Again he is vague about an alternative, suggesting “we have got to find new methods, such as treating all institutions with contempt and ridicule by leaving them trapped and isolated in their own concerns”. This perspective may have been viable in the early 1970s, when capital seemed to have lost any innovative qualities. However, facing the active project of neo-liberalism and neo-conservatism, maybe a more insurrectionary approach is needed.
But if we look at the trajectory of the revolts against neo-liberal institutions that manifested in anti-summit struggles, we see some validity in Camatte’s concerns. The more ‘successful’ insurrections appear to be ones that were both festivals and insurrections: that participate in the creating of new modes of being as they jam the functioning of capital.
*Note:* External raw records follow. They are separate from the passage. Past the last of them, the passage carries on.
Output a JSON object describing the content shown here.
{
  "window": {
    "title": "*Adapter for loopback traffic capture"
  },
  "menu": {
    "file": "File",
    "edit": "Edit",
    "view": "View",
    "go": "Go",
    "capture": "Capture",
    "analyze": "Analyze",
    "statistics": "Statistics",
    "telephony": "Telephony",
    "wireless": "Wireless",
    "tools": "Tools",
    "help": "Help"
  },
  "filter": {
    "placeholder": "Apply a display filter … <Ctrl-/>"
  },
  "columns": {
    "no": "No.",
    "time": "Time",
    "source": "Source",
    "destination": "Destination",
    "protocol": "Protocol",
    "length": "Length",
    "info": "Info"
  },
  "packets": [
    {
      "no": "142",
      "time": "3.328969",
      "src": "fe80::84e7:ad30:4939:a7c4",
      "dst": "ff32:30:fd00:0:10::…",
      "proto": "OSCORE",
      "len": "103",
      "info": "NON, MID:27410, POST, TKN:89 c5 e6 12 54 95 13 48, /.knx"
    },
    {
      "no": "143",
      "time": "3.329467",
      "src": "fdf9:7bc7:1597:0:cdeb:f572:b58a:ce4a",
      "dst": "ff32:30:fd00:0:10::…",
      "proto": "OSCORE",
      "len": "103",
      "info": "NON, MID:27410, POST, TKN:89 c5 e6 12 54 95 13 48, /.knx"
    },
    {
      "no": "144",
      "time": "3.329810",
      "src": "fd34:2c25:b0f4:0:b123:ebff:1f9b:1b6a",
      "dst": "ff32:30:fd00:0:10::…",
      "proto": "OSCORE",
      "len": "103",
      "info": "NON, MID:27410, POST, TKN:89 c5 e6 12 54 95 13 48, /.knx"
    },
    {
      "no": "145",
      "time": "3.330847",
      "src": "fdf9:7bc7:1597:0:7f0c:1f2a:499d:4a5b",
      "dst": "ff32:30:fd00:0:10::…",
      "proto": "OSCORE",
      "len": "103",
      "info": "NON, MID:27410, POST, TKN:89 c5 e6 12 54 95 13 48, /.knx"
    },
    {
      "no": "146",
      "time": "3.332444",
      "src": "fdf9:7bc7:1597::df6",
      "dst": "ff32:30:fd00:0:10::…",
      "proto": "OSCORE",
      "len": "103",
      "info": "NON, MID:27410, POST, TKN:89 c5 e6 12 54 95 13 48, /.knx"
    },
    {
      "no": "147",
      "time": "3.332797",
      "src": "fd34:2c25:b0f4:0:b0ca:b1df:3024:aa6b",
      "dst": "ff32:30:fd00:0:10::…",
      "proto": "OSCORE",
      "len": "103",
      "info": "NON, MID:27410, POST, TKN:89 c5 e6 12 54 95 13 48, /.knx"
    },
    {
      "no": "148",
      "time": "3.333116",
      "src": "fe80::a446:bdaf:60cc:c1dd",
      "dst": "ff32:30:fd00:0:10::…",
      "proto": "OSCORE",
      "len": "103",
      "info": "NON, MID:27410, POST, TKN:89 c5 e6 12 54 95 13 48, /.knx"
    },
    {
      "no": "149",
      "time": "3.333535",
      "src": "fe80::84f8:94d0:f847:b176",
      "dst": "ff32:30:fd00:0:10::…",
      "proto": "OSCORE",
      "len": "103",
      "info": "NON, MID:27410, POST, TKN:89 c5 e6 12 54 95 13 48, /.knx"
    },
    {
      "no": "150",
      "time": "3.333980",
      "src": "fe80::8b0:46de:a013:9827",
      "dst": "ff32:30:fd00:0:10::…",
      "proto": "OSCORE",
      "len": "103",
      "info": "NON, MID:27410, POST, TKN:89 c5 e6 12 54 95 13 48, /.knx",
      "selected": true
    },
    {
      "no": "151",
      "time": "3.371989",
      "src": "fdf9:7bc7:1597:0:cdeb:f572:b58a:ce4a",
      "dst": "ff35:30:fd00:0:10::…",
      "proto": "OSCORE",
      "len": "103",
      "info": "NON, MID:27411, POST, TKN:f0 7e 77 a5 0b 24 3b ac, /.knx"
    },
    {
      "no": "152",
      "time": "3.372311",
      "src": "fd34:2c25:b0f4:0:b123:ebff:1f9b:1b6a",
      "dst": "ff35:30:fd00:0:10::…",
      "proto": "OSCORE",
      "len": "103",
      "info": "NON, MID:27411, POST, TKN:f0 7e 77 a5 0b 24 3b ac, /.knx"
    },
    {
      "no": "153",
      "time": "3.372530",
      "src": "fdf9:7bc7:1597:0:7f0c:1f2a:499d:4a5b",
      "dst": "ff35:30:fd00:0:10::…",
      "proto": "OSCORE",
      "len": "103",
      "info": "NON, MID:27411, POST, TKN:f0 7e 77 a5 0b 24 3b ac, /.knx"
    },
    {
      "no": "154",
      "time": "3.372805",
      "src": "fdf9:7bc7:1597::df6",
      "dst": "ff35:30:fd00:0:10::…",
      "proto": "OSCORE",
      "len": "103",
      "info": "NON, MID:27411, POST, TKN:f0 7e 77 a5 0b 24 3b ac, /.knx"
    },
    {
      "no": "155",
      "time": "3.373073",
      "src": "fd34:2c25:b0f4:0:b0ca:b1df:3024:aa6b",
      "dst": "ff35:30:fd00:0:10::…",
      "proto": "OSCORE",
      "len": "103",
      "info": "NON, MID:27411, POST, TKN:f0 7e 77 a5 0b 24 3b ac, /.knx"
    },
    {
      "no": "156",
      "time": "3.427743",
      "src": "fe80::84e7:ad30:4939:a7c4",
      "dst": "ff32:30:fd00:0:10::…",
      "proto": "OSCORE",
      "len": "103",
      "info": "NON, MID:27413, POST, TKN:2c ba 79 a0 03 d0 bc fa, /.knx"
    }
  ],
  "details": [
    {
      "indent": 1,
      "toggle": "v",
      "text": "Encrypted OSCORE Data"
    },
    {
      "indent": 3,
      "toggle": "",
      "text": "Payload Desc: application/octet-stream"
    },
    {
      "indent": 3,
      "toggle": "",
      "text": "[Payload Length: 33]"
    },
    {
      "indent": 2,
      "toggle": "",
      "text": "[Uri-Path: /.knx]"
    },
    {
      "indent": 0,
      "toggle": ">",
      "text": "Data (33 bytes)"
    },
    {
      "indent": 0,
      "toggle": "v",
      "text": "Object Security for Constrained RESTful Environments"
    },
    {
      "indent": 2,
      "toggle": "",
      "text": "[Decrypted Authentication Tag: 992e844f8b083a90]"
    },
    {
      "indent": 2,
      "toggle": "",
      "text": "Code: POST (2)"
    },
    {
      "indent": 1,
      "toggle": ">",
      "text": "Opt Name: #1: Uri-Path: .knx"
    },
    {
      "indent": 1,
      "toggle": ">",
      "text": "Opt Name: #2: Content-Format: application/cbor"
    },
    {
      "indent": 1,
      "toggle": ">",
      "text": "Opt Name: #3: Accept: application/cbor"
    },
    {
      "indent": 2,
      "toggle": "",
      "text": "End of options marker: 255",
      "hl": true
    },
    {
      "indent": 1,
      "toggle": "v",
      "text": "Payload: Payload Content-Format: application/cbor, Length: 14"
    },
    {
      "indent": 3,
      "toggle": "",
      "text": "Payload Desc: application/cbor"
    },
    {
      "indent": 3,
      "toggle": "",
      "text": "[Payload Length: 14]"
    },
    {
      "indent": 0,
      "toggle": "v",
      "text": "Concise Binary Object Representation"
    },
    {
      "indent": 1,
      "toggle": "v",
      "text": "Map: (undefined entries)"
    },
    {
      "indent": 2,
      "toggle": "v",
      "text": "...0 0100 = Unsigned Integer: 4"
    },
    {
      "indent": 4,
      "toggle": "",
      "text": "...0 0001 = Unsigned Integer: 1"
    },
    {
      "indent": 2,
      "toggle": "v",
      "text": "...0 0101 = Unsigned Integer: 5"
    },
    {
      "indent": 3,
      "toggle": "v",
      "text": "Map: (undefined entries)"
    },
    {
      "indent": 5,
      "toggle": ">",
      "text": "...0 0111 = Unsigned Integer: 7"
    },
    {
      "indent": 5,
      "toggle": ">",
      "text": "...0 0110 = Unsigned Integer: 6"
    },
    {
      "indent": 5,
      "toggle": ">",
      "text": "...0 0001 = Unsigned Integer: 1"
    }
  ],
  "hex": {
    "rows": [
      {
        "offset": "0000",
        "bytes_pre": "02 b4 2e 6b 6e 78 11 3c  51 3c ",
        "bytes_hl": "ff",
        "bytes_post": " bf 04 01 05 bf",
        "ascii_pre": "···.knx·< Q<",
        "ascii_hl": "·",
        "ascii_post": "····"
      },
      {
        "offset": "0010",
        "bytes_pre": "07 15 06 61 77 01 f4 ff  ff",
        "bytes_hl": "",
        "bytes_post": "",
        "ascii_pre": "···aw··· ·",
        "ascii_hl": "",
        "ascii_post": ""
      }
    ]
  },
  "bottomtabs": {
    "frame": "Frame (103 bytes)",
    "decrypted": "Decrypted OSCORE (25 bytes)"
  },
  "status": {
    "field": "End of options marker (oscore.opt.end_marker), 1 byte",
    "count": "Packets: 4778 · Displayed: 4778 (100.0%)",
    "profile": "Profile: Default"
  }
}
Sometimes that smashing of the London stock exchange and the torching of police cars will be a central part of the destruction of domestication, other times it will be part of its reinforcement by brutalizing revolutionaries, and reducing everything to thuggery.
But can we even challenge domestication personally in the hope of challenging it socially? It is unclear. It is possible that a wide range of social deviance, of politics of the body, of culture, of irrational ecology concerns, of sexual liberation, contain within them wild feral qualities that offer at least the chance of rebellion. Humanity is not yet totally roboticised. So let us finish off on Camatte’s most optimistic note: “Living is not submission, but reinvention, creation!”